First, the guidelines now incorporate radiopharmaceuticals—specifically lutetium-177 PSMA-617—for taxane-naive metastatic castration-resistant prostate cancer (mCRPC), building on the VISION trial, and more recently, the PSMAfore trial. This marks a meaningful advancement in the therapeutic sequence for patients who have not yet received a taxane.

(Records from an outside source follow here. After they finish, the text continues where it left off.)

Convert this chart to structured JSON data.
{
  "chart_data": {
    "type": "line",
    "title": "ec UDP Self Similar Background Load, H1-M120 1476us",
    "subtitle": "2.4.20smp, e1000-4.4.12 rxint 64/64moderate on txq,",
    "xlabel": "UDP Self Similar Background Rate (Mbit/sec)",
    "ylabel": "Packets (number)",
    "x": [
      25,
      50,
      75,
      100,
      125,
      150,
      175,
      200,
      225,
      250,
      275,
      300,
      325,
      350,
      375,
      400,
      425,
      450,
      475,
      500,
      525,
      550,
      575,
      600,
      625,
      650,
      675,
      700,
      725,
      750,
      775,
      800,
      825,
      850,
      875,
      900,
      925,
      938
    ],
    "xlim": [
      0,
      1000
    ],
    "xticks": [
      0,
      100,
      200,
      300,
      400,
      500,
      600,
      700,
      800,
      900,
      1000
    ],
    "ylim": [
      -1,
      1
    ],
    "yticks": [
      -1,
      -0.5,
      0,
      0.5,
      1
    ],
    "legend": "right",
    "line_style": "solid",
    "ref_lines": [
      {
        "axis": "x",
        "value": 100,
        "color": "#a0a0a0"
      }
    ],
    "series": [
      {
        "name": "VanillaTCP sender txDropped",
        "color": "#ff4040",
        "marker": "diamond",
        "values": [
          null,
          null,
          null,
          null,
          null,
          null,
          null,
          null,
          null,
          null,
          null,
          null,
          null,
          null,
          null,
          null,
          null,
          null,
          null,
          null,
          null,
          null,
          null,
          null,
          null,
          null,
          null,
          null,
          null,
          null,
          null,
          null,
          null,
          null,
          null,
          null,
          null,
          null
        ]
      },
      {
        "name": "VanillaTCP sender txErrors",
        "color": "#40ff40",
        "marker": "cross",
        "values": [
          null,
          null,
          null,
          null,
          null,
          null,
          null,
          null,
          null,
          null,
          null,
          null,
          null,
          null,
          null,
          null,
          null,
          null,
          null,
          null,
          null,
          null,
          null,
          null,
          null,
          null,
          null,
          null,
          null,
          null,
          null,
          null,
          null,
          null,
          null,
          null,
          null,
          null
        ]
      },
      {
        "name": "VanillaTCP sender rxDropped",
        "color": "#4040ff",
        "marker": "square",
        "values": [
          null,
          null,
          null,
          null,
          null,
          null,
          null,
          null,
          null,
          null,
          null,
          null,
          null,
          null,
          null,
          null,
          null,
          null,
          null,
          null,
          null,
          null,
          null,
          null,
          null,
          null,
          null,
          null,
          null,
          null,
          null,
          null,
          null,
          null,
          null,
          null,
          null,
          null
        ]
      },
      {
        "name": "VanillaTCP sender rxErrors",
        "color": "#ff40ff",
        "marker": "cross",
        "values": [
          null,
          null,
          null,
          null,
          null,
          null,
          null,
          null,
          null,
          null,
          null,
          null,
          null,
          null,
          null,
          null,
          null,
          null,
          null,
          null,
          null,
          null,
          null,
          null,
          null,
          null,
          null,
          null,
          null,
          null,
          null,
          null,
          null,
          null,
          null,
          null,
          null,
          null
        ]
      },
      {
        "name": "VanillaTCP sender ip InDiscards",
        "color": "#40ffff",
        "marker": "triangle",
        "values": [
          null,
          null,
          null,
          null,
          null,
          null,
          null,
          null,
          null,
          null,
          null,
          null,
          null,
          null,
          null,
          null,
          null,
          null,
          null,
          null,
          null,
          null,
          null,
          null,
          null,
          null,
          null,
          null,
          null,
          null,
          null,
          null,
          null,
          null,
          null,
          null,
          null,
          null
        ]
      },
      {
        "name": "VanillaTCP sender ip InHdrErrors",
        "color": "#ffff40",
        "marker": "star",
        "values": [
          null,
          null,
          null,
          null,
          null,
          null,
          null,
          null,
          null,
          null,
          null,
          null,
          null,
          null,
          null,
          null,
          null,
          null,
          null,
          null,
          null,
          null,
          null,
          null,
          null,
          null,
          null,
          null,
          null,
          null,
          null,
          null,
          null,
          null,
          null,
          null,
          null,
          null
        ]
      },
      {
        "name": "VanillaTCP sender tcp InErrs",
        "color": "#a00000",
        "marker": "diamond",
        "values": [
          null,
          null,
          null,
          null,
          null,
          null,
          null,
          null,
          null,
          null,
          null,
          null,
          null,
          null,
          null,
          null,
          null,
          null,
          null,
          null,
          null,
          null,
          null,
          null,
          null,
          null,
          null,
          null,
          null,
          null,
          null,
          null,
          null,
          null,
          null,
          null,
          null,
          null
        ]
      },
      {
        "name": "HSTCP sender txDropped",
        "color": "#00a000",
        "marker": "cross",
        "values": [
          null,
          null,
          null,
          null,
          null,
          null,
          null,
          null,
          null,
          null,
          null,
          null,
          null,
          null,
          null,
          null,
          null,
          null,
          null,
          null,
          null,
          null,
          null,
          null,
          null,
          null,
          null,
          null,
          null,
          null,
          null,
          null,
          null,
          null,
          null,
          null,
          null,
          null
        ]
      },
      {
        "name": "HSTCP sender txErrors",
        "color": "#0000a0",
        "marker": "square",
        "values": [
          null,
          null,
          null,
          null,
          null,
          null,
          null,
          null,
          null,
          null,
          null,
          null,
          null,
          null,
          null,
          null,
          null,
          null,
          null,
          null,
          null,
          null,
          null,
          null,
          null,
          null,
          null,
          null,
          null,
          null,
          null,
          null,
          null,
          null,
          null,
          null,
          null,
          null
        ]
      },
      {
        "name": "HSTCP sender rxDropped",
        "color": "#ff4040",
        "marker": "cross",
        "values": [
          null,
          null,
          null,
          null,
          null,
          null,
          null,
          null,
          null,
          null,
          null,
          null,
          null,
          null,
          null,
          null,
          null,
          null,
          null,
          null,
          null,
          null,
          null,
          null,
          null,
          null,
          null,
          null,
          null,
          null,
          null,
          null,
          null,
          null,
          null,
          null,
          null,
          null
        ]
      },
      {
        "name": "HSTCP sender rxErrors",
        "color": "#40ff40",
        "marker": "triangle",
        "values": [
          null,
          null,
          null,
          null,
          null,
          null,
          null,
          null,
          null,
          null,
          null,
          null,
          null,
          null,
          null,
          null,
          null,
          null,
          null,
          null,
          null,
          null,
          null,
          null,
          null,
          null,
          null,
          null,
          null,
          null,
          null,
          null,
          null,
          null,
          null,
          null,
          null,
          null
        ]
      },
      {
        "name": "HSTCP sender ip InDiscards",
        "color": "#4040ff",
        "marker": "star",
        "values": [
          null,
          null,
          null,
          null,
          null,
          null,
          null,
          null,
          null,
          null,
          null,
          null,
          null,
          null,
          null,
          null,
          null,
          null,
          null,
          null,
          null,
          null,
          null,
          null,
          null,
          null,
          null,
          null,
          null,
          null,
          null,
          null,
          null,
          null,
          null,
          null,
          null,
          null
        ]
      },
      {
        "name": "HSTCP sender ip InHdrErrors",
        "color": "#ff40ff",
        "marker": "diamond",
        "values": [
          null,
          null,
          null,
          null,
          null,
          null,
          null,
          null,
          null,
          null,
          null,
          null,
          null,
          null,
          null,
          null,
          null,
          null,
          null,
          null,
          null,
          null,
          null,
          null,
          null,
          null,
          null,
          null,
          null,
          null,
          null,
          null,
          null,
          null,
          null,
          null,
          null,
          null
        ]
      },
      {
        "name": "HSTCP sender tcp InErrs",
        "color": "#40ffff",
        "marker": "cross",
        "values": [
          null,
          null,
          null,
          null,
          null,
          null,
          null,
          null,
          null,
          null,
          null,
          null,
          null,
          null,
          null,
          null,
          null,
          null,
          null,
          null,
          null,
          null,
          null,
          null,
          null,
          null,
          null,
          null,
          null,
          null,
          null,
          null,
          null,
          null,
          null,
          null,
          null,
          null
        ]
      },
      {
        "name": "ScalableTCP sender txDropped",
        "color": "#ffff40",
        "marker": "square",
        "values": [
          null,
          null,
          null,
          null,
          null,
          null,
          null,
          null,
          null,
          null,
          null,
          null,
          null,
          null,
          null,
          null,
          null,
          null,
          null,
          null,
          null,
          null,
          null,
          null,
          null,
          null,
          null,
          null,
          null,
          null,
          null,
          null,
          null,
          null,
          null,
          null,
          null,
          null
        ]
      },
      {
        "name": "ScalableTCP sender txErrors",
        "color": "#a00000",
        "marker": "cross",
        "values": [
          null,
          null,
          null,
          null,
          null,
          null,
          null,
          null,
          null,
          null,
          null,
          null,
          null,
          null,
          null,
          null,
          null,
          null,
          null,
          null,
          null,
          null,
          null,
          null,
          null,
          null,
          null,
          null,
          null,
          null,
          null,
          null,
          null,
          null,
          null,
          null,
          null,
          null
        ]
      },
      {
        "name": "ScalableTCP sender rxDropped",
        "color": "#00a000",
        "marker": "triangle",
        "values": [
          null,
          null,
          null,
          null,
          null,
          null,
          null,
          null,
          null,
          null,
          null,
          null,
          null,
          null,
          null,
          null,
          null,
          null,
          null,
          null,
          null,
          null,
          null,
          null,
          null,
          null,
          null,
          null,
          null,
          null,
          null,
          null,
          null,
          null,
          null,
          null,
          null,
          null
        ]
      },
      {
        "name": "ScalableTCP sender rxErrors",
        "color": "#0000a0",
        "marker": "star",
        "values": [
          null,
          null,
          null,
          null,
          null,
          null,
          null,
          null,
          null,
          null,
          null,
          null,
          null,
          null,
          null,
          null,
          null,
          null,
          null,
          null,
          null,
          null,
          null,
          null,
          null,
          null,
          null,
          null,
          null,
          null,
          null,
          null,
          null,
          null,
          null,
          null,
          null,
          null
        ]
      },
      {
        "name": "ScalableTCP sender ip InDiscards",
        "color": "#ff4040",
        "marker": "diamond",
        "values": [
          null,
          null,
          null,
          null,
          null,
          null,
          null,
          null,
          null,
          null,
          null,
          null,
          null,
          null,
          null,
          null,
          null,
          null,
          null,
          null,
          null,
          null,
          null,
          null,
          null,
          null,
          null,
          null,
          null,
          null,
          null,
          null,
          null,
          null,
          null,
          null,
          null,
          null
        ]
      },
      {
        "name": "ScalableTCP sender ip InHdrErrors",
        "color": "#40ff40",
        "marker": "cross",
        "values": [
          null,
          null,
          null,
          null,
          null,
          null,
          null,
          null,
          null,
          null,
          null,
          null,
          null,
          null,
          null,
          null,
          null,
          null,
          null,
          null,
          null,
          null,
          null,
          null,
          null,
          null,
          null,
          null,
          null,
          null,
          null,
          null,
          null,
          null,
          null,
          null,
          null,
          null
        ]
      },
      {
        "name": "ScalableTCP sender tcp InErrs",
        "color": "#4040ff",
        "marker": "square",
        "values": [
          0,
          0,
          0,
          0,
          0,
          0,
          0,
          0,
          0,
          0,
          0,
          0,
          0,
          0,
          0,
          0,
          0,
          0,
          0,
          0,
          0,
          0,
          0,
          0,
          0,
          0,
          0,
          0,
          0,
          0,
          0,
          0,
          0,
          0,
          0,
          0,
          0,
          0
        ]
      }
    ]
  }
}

Sartor also notes a pivotal expansion in precision medicine: PARP inhibitors are now incorporated into the hormone-sensitive metastatic space for patients with BRCA1 or BRCA2 mutations. This is a significant shift from prior guidelines, which limited PARP inhibitor use to the castration-resistant setting.
Sartor also contextualizes the evolution of mCRPC management within the broader disease continuum. With androgen receptor pathway inhibitors (ARPIs)—including abiraterone, enzalutamide, apalutamide, and darolutamide—now widely established in the frontline hormone-sensitive space, the castration-resistant treatment landscape has been fundamentally reshaped. He notes the addition of darolutamide (based on the ARANOTE trial) as an exceptionally well-tolerated option with minimal drug interactions. The way patients are treated early in their disease course now has direct downstream implications for how clinicians will sequence therapies in the castration-resistant phase.